Thursday, March 6

Play it. Make it. Sell it.


Are you a real fan of Beirut, or did you just jump on the bandwagon? Lee Byron's Listening History visualisation reveals the truth, mining hundreds of listening hours logged on social music site LastFM for the answers. In a series of large scale posters that are both intuitive as data and beautiful aesthetically, artists are represented by sinuous waves, "cooler colors represent artists who have been listened to for a long period of time while warmer colors represent artists who are more recent in the user's listening habits."


Sell out so your work reaches millions of consumers, or stay the starving artist in relatively obscurity? Kevin Kelly proposes an alternate solution. "A creator, such as an artist, musician, photographer, craftsperson, performer, animator, designer, videomaker, or author - in other words, anyone producing works of art - needs to acquire only 1,000 True Fans to make a living." If a little idealistic, Kellys approach seems doable, and all the more so because of recent technology.
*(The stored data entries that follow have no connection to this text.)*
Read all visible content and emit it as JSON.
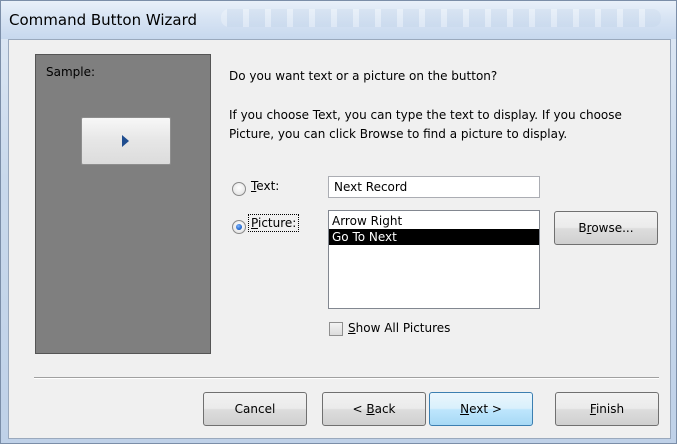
{
  "window": {
    "title": "Command Button Wizard"
  },
  "sample": {
    "label": "Sample:"
  },
  "prompt": {
    "question": "Do you want text or a picture on the button?",
    "line1": "If you choose Text, you can type the text to display.  If you choose",
    "line2": "Picture, you can click Browse to find a picture to display."
  },
  "options": {
    "text": {
      "access_key": "T",
      "rest": "ext:",
      "value": "Next Record",
      "checked": false
    },
    "picture": {
      "access_key": "P",
      "rest": "icture:",
      "checked": true
    }
  },
  "picture_list": {
    "items": [
      "Arrow Right",
      "Go To Next"
    ],
    "selected": "Go To Next"
  },
  "browse_button": {
    "pre": "B",
    "access_key": "r",
    "post": "owse..."
  },
  "show_all": {
    "access_key": "S",
    "rest": "how All Pictures",
    "checked": false
  },
  "footer": {
    "cancel": "Cancel",
    "back": {
      "pre": "< ",
      "access_key": "B",
      "post": "ack"
    },
    "next": {
      "access_key": "N",
      "post": "ext >"
    },
    "finish": {
      "access_key": "F",
      "post": "inish"
    }
  },
  "colors": {
    "accent": "#3c7fb1",
    "selection": "#000000",
    "sample_bg": "#7f7f7f"
  }
}
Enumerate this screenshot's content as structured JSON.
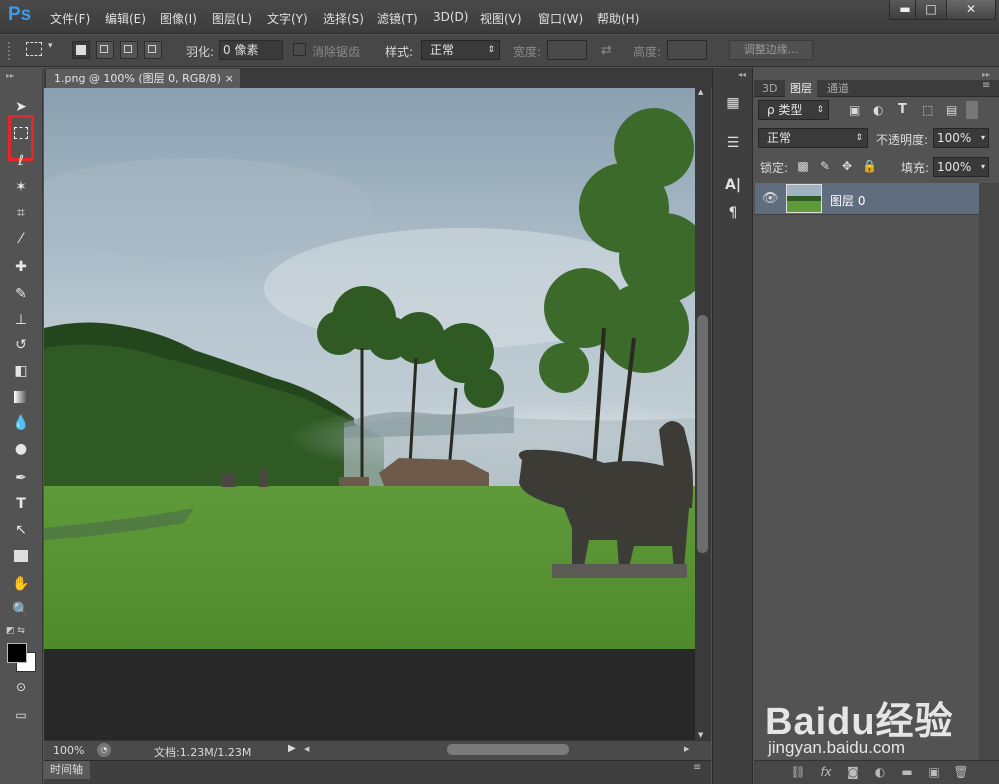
{
  "app": {
    "logo": "Ps"
  },
  "menu": [
    "文件(F)",
    "编辑(E)",
    "图像(I)",
    "图层(L)",
    "文字(Y)",
    "选择(S)",
    "滤镜(T)",
    "3D(D)",
    "视图(V)",
    "窗口(W)",
    "帮助(H)"
  ],
  "window_buttons": {
    "minimize": "▬",
    "restore": "□",
    "close": "✕"
  },
  "options": {
    "feather_label": "羽化:",
    "feather_value": "0 像素",
    "antialias_label": "消除锯齿",
    "style_label": "样式:",
    "style_value": "正常",
    "width_label": "宽度:",
    "height_label": "高度:",
    "refine_button": "调整边缘..."
  },
  "document": {
    "tab_title": "1.png @ 100% (图层 0, RGB/8)",
    "tab_close": "×",
    "zoom": "100%",
    "doc_info": "文档:1.23M/1.23M"
  },
  "timeline": {
    "label": "时间轴"
  },
  "layers_panel": {
    "tabs": [
      "3D",
      "图层",
      "通道"
    ],
    "active_tab": "图层",
    "filter_kind": "ρ 类型",
    "blend_mode": "正常",
    "opacity_label": "不透明度:",
    "opacity_value": "100%",
    "lock_label": "锁定:",
    "fill_label": "填充:",
    "fill_value": "100%",
    "layer_name": "图层 0"
  },
  "watermark": {
    "text": "Baidu经验",
    "url": "jingyan.baidu.com"
  },
  "colors": {
    "highlight": "#e8262a",
    "accent": "#3d9ae8"
  }
}
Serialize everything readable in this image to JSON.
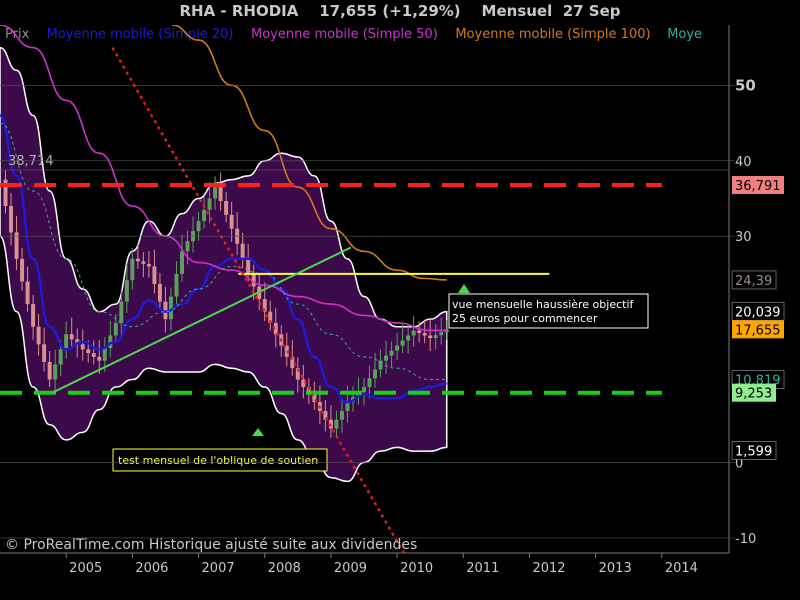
{
  "header": {
    "title": "RHA - RHODIA    17,655 (+1,29%)    Mensuel  27 Sep"
  },
  "legend": [
    {
      "label": "Prix",
      "color": "#9a8d8d"
    },
    {
      "label": "Moyenne mobile (Simple 20)",
      "color": "#1b1bd8"
    },
    {
      "label": "Moyenne mobile (Simple 50)",
      "color": "#cc33cc"
    },
    {
      "label": "Moyenne mobile (Simple 100)",
      "color": "#d07a1a"
    },
    {
      "label": "Moye",
      "color": "#2fb0a0"
    }
  ],
  "footer": {
    "copyright": "© ProRealTime.com Historique ajusté suite aux dividendes"
  },
  "annotations": {
    "left_level": "38,714",
    "box_bottom": "test mensuel de l'oblique de soutien",
    "box_right_line1": "vue mensuelle haussière objectif",
    "box_right_line2": "25 euros pour commencer"
  },
  "colors": {
    "background": "#000000",
    "bollinger_fill": "#3c0a4a",
    "bollinger_edge": "#ffffff",
    "resistance": "#ff1f1f",
    "support": "#19d019",
    "trendline": "#4cd84c",
    "downtrend": "#e02020",
    "target_line": "#ffff33",
    "candle_up": "#5aa05a",
    "candle_down": "#d89090"
  },
  "chart_data": {
    "type": "line",
    "title": "RHA - RHODIA",
    "xlabel": "",
    "ylabel": "",
    "x_ticks": [
      "2005",
      "2006",
      "2007",
      "2008",
      "2009",
      "2010",
      "2011",
      "2012",
      "2013",
      "2014"
    ],
    "y_ticks": [
      {
        "value": 50,
        "label": "50",
        "bold": true
      },
      {
        "value": 40,
        "label": "40"
      },
      {
        "value": 30,
        "label": "30"
      },
      {
        "value": 0,
        "label": "0"
      },
      {
        "value": -10,
        "label": "-10"
      }
    ],
    "ylim": [
      -12,
      58
    ],
    "xlim": [
      2004.0,
      2015.0
    ],
    "grid": false,
    "price_labels": [
      {
        "value": 36.791,
        "label": "36,791",
        "bg": "#f08080",
        "fg": "#000000"
      },
      {
        "value": 24.2,
        "label": "24,39",
        "bg": "#000000",
        "fg": "#9a8d8d",
        "partial": true
      },
      {
        "value": 20.039,
        "label": "20,039",
        "bg": "#000000",
        "fg": "#ffffff"
      },
      {
        "value": 17.655,
        "label": "17,655",
        "bg": "#ffa500",
        "fg": "#000000"
      },
      {
        "value": 11.0,
        "label": "10,819",
        "bg": "#000000",
        "fg": "#2fb0a0",
        "partial": true
      },
      {
        "value": 9.253,
        "label": "9,253",
        "bg": "#90ee90",
        "fg": "#000000"
      },
      {
        "value": 1.599,
        "label": "1,599",
        "bg": "#000000",
        "fg": "#ffffff"
      }
    ],
    "horizontal_lines": [
      {
        "name": "resistance",
        "value": 36.791,
        "x_from": 2004.0,
        "x_to": 2014.0,
        "dashed": true
      },
      {
        "name": "support",
        "value": 9.253,
        "x_from": 2004.0,
        "x_to": 2014.0,
        "dashed": true
      },
      {
        "name": "target",
        "value": 25.0,
        "x_from": 2007.6,
        "x_to": 2012.3,
        "dashed": false
      }
    ],
    "trendlines": [
      {
        "name": "ascending-support",
        "from": [
          2004.8,
          9.3
        ],
        "to": [
          2009.3,
          28.5
        ]
      },
      {
        "name": "descending-downtrend",
        "from": [
          2005.7,
          55.0
        ],
        "to": [
          2010.1,
          -12.0
        ]
      }
    ],
    "price_series": {
      "x": [
        2004.0,
        2004.25,
        2004.5,
        2004.75,
        2005.0,
        2005.25,
        2005.5,
        2005.75,
        2006.0,
        2006.25,
        2006.5,
        2006.75,
        2007.0,
        2007.25,
        2007.5,
        2007.75,
        2008.0,
        2008.25,
        2008.5,
        2008.75,
        2009.0,
        2009.25,
        2009.5,
        2009.75,
        2010.0,
        2010.25,
        2010.5,
        2010.75
      ],
      "values": [
        37.5,
        27.0,
        18.0,
        11.0,
        17.0,
        15.0,
        13.5,
        18.5,
        27.0,
        26.0,
        19.0,
        28.0,
        32.0,
        36.5,
        31.0,
        25.0,
        20.0,
        15.5,
        11.0,
        8.0,
        4.5,
        8.0,
        10.0,
        13.5,
        15.5,
        17.5,
        16.5,
        17.655
      ]
    },
    "series": [
      {
        "name": "Moyenne mobile (Simple 20)",
        "color": "#1b1bd8",
        "x": [
          2004.0,
          2004.25,
          2004.5,
          2004.75,
          2005.0,
          2005.25,
          2005.5,
          2005.75,
          2006.0,
          2006.25,
          2006.5,
          2006.75,
          2007.0,
          2007.25,
          2007.5,
          2007.75,
          2008.0,
          2008.25,
          2008.5,
          2008.75,
          2009.0,
          2009.25,
          2009.5,
          2009.75,
          2010.0,
          2010.25,
          2010.5,
          2010.75
        ],
        "values": [
          46.0,
          38.0,
          27.0,
          18.0,
          15.0,
          16.0,
          15.0,
          16.0,
          19.0,
          21.5,
          20.0,
          21.0,
          23.0,
          26.0,
          27.0,
          27.0,
          25.5,
          23.0,
          19.0,
          14.0,
          10.0,
          8.0,
          9.0,
          8.5,
          8.5,
          9.5,
          10.0,
          10.5
        ]
      },
      {
        "name": "Moyenne mobile (Simple 50)",
        "color": "#cc33cc",
        "x": [
          2004.0,
          2004.5,
          2005.0,
          2005.5,
          2006.0,
          2006.5,
          2007.0,
          2007.5,
          2008.0,
          2008.5,
          2009.0,
          2009.5,
          2010.0,
          2010.5,
          2010.75
        ],
        "values": [
          58.0,
          55.0,
          48.0,
          41.0,
          34.0,
          30.0,
          26.5,
          25.5,
          23.5,
          22.0,
          21.0,
          19.5,
          18.5,
          17.5,
          17.5
        ]
      },
      {
        "name": "Moyenne mobile (Simple 100)",
        "color": "#d07a1a",
        "x": [
          2006.6,
          2007.0,
          2007.5,
          2008.0,
          2008.5,
          2009.0,
          2009.5,
          2010.0,
          2010.4,
          2010.75
        ],
        "values": [
          58.0,
          56.0,
          50.0,
          44.0,
          36.5,
          31.0,
          28.0,
          25.5,
          24.4,
          24.2
        ]
      },
      {
        "name": "Moye",
        "color": "#2fb0a0",
        "x": [
          2004.0,
          2004.5,
          2005.0,
          2005.5,
          2006.0,
          2006.5,
          2007.0,
          2007.5,
          2008.0,
          2008.5,
          2009.0,
          2009.5,
          2010.0,
          2010.5,
          2010.75
        ],
        "values": [
          45.0,
          36.0,
          27.0,
          20.0,
          18.0,
          20.0,
          23.0,
          26.0,
          25.0,
          21.0,
          17.0,
          14.0,
          12.5,
          11.0,
          11.0
        ]
      }
    ],
    "bollinger_upper": {
      "x": [
        2004.0,
        2004.25,
        2004.5,
        2004.75,
        2005.0,
        2005.25,
        2005.5,
        2005.75,
        2006.0,
        2006.25,
        2006.5,
        2006.75,
        2007.0,
        2007.25,
        2007.5,
        2007.75,
        2008.0,
        2008.25,
        2008.5,
        2008.75,
        2009.0,
        2009.25,
        2009.5,
        2009.75,
        2010.0,
        2010.25,
        2010.5,
        2010.75
      ],
      "values": [
        55.0,
        52.0,
        46.0,
        36.0,
        27.0,
        23.0,
        20.0,
        21.0,
        28.0,
        32.0,
        30.0,
        33.0,
        35.0,
        37.0,
        37.5,
        38.0,
        40.0,
        41.0,
        40.5,
        38.0,
        32.0,
        27.0,
        22.0,
        19.0,
        18.0,
        18.0,
        19.0,
        20.0
      ]
    },
    "bollinger_lower": {
      "x": [
        2004.0,
        2004.25,
        2004.5,
        2004.75,
        2005.0,
        2005.25,
        2005.5,
        2005.75,
        2006.0,
        2006.25,
        2006.5,
        2006.75,
        2007.0,
        2007.25,
        2007.5,
        2007.75,
        2008.0,
        2008.25,
        2008.5,
        2008.75,
        2009.0,
        2009.25,
        2009.5,
        2009.75,
        2010.0,
        2010.25,
        2010.5,
        2010.75
      ],
      "values": [
        30.0,
        20.0,
        10.0,
        5.0,
        3.0,
        4.0,
        7.0,
        10.0,
        11.0,
        12.5,
        12.0,
        12.0,
        12.0,
        13.0,
        12.5,
        12.0,
        10.0,
        6.5,
        3.0,
        0.5,
        -2.0,
        -2.5,
        0.0,
        1.5,
        2.0,
        1.5,
        1.5,
        2.0
      ]
    }
  }
}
Need to print your own book? Go to Lulu.com. Don't have a record label? Monetize it on AmieStreet.com. Need to stay in touch with those 1000 fans? MySpace, RSS feeds, blogs, and Flickr are here to help.


An approach Nine Inch Nails frontman Trent Reznor knows all too well. After following in the footsteps of Radiohead's 'pay what you want' scheme with side project Saul Williams, Reznor went even further with his own project last week, offering a stepwise model of cost for NIN's latest album. "Fans bought 2,500 copies of the ultradeluxe edition of the new album, Ghosts I-IV, offered at the same time as free tracks and other music packages that begin as low as $5. The most expensive option sold out in three days, and activity on the website crashed its servers."


Fuyuko Akiyoshi sends word of a videogame she's just produced. Zoo Escape stars you as the brave panda who must help the animals to escape. Reach a certain level and you'll need to fight the zoo keeper himself, an evil Ronald McDonald.


Want to make your own videogame? On March 28th you'll have a chance. Over at Window, we're staging a major experimental videogame exhibition, culminating in a "Play It! Make It!" evening in the Window space. You'll have a chance to play 5 or 6 seminal games, including works such as Bill Viola's surreal meditative Night Journey, the UN sponsored political simulation Ayiti, and ground breaking interactive narrative work, Facade. Talented game designer Jeff Nusz from Custom Logic will be coming up from Christchurch to run the Make it section. Arming small teams with a bevy of musical instruments, craft supplies and one computer, their aim will be to crank out a videogame in under 2 hours. That bizaare whale game with coloured pencil art and a casiotone/rap soundtrack you've always dreamt of playing? Bring it to life on March 28th.